Monday, September 21, 2009

Autoimmunity

Driving through the barren streets of Riyadh, I saw a police car parked in a manner to control the flow of traffic in the service lane. I drove by and, as a force of habit, expected a policeman to be looking intently in on the cars in order to stop one and harass its passengers. As I looked into the car, I saw that the officer had reclined his seat and was talking on his cell phone comfortably in his air conditioned car. I think he was enjoying himself more in that position than he would have been if he pulled someone over and tried to mess with them.

Needless to say, my thoughts wandered off to our own officers who would probably pull someone over and mess with them out of sheer boredom. I felt that it was more entertaining for them to mess with people. I thought to myself of how no one put those cops to shame. There is too much fear and too much reverence for people in power that it’s almost impossible to even attempt it. Is that why people in positions of power behaved better in other civilized countries? Because their free press puts them to shame? Because people read and do not hesitate to point a finger at culprits without fear of being imprisoned, arrested or harassed?

For a few seconds I thought that this could be the way to fix things in Egypt, to have people read and know so as to put people to shame, to have people point at them and condemn them for their evil acts. Everyone wants people’s acceptance in some way or another, so if they felt rejected due to their actions they would cease to overindulge in them.

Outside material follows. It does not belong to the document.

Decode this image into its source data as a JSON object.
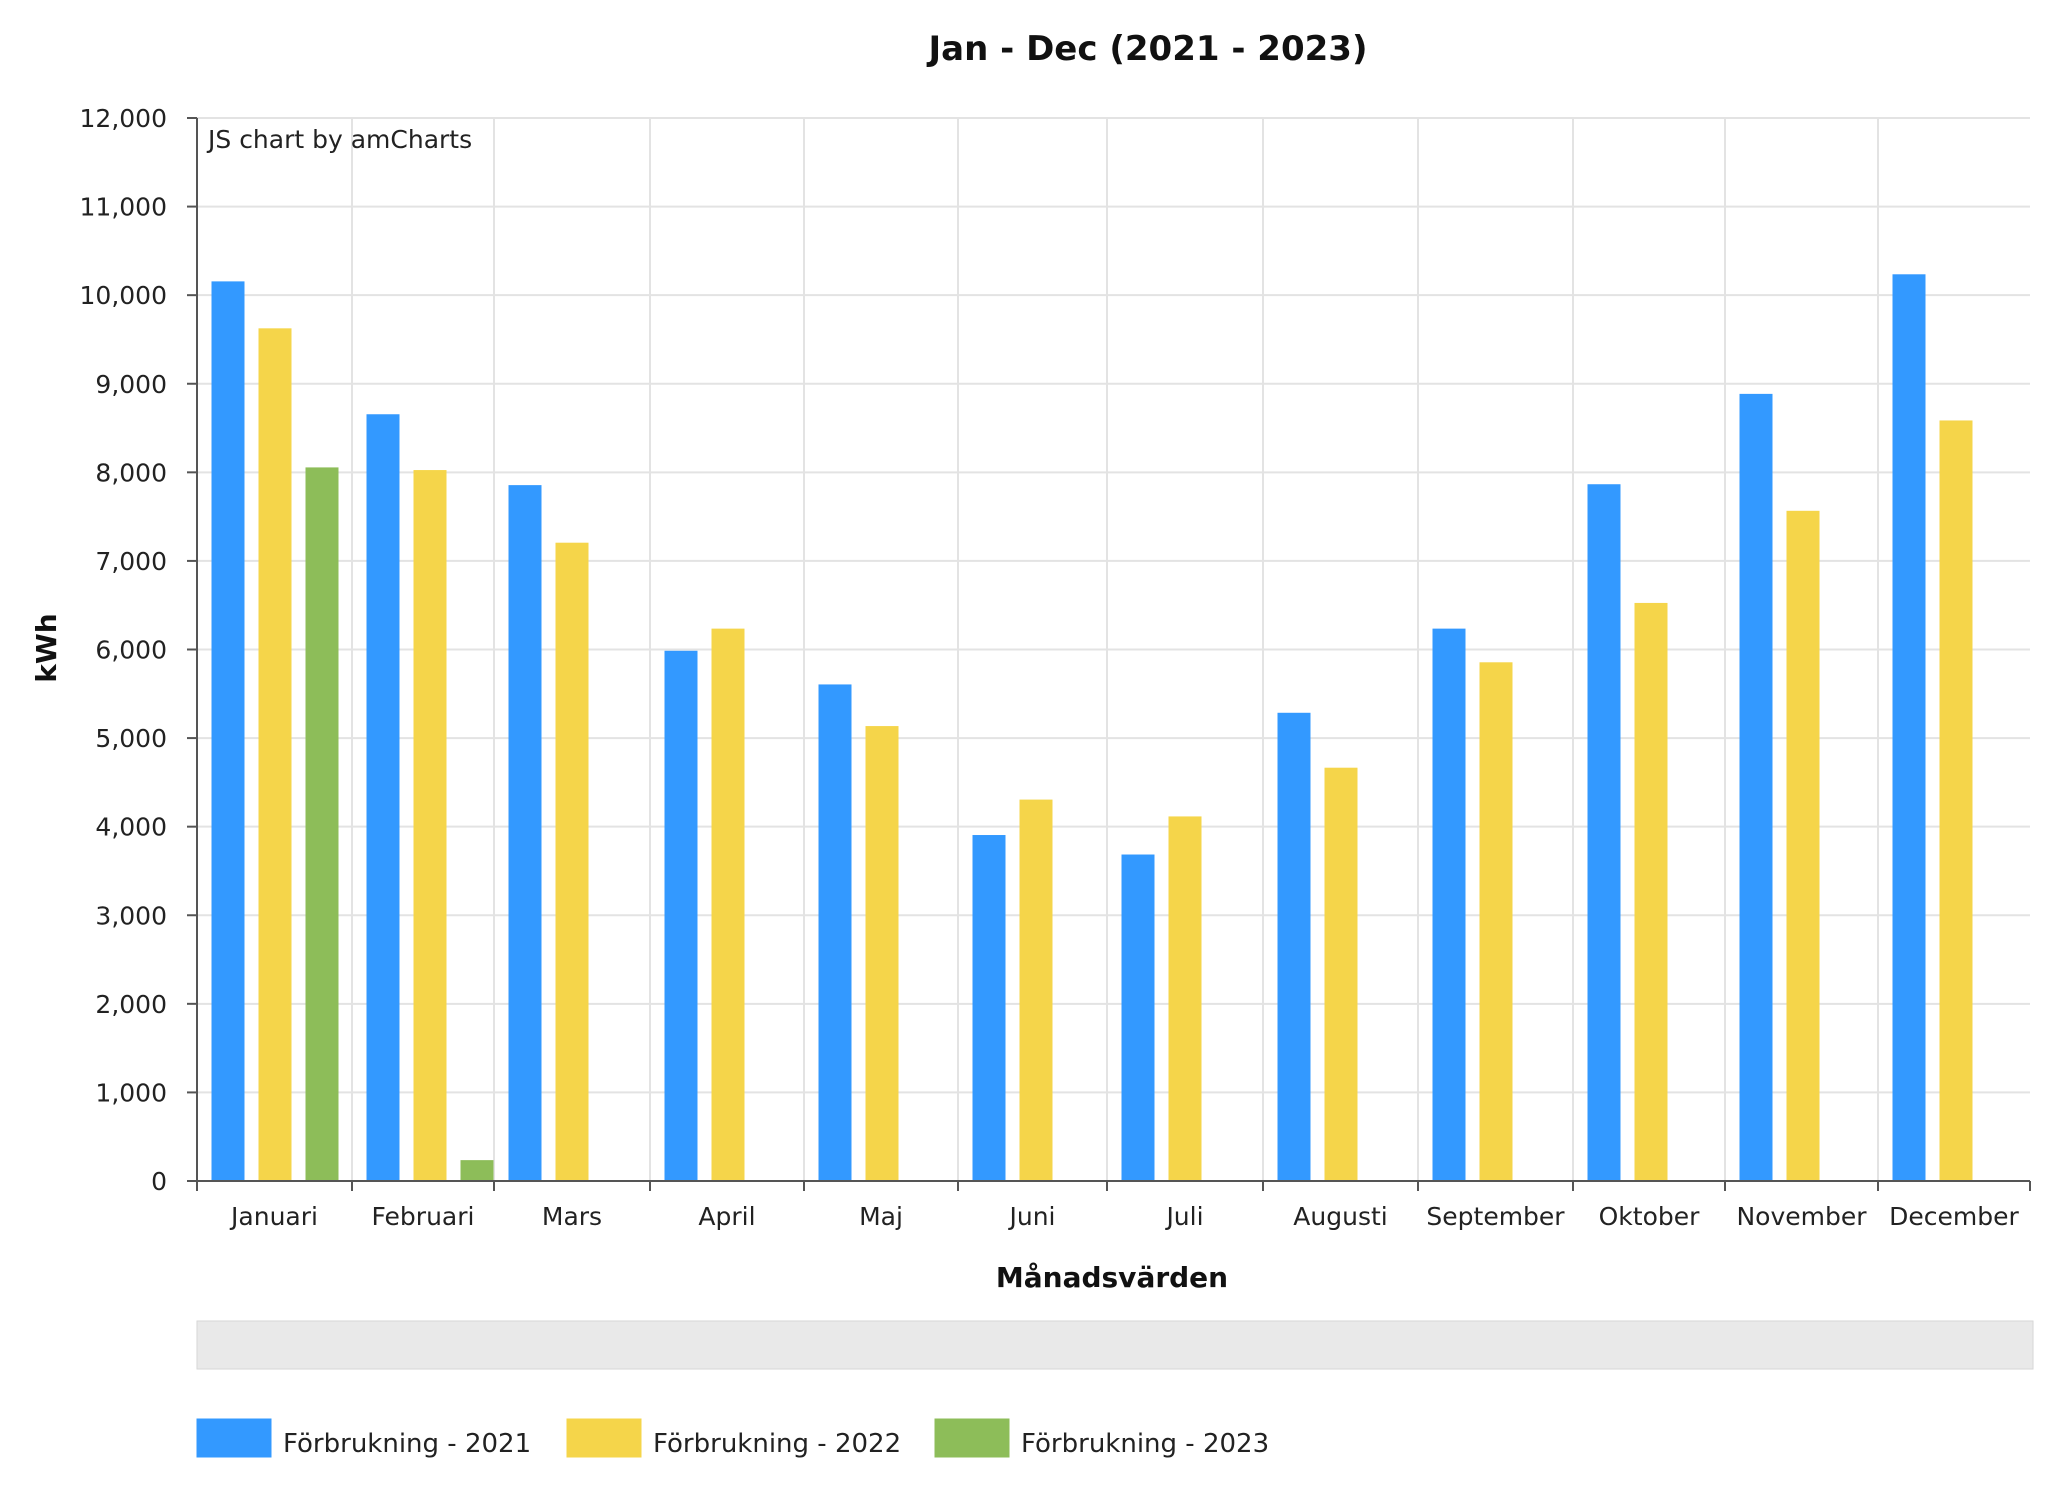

In those few seconds, the time it took me to get off that side road, I realized I was right about one thing and wrong about another. I was right that people needed society’s acceptance or at least needed to avoid its rejection, but I was wrong to think that such a method can work in our own society.

I realized that the people I’m talking about, the people I want to put to shame may very well be some who have already been rejected by society, more rejection won’t help at all. It might be that their actions are simply a reaction to the rejection they’ve suffered. The irony of it is that it works, that people revere those who don’t respect society. But even if they did reject them some more, what would that help?

Our society is xenophobic, it rejects everything foreign and not just to nationality, but to norms. These norms are getting narrower and narrower and it ends up alienating those who are slightly different and causing those with any kind of normality to venture into the extreme. In fact norms have deviated so far from the word ‘normal’ which I suspect to have been its root, that I doubt I should even use it .If our society was more tolerant, we wouldn’t have to deal with those psychologically imbalanced. We would have been able to balance people’s act by putting them to shame, but these days no amount of talk penetrates the thick rhino skin of those in power or politicians. They accept it and laugh, because of the way our society operates. Society has developed something like autoimmunity failing to distinguish between the body and the disease, using its natural line of defense against itself. It fails to recognize its constituents and so becomes a tool to destroy the vehicle of its survival, its giver of life.